Eric Sollee became the second and longest running instructor in teaching blind persons to fence and in many ways he rewrote the book on the impact and value of fencing to blind persons. Eric brought much more than fencing to those he taught. His commanding voice, dynamic personality, and expertise in modifying fencing for therapeutic purposes were wonderfully balanced with his genuine interest and caring for helping each client at the Carroll Center to deal with adjusting to blindness. His ability to see the potential in every student, and his faith in the positive effects of rehabilitation, generated hope among even those most resistant. Fencing was the tool and Eric was the conduit for success with each of the clients he reached over many years.
Our graduates attest to his magic:
He was a breath of fresh air, a mentor, a person admired and respected for all that he did. Eric didn’t just teach fencing. He was gifted with the ability to make one feel that they mattered and contributed as much to society as the next.

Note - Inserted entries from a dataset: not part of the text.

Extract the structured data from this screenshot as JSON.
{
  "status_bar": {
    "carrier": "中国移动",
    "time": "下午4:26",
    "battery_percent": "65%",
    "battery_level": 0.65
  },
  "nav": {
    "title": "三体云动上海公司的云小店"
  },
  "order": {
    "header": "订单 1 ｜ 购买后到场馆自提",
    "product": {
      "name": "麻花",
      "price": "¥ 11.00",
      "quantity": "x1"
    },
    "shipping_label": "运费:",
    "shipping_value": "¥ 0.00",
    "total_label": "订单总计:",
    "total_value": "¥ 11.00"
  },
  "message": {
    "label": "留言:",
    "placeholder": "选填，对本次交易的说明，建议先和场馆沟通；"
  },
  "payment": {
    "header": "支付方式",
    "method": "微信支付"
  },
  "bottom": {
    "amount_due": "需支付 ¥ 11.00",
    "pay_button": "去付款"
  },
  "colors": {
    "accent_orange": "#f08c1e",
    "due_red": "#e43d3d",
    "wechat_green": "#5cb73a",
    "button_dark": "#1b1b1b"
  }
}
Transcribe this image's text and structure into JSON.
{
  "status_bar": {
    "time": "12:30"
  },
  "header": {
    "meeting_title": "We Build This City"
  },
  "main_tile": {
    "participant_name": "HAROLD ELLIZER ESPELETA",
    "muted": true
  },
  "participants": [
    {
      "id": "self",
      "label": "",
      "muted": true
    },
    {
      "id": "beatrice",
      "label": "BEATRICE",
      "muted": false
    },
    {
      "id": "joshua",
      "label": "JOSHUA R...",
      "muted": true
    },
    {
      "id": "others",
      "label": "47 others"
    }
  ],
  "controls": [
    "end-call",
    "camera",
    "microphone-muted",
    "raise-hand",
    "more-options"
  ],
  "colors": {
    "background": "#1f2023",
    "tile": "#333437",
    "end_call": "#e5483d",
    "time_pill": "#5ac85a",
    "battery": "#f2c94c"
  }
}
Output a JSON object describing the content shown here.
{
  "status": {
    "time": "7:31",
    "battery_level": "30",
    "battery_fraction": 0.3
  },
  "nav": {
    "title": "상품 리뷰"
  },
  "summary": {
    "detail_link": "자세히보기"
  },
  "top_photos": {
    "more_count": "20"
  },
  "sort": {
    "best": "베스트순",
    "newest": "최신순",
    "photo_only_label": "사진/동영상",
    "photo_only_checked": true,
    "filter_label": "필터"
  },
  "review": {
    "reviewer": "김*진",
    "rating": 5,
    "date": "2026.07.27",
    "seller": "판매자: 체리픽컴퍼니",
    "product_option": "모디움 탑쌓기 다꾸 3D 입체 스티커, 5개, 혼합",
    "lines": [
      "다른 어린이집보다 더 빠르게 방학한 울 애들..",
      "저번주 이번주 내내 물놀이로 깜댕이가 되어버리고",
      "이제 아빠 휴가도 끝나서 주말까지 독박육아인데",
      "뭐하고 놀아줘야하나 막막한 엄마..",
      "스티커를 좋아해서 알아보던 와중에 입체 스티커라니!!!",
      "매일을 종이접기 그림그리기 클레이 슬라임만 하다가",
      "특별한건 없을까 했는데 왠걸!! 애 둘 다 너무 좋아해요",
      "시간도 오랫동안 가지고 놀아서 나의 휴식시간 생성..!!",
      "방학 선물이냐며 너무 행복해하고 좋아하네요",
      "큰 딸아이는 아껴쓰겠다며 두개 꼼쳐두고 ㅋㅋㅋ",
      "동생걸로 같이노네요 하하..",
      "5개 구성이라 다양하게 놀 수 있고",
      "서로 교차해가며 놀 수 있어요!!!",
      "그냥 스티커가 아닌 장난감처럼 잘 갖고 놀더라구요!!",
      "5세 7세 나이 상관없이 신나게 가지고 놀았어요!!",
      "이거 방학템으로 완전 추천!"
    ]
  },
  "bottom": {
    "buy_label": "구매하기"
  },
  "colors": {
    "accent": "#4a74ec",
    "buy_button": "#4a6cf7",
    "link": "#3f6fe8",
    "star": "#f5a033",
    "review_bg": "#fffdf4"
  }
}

I feel my orientation in space was immensely enhanced by Eric’s class and teaching style. He also brought back my competitive spirit and love for sports participation, something I had let go of as I began to lose my vision.
Even after he endured a stroke, Eric continued to teach Fencing both at the Carroll Center and at Harvard University aided by a support cane for balance. Despite his disability, he never gave up. Eric’s teaching ability continued to be the measure of excellence inspiring all he touched to seek their own level of excellence. Eric died in 2008 at the age of 82.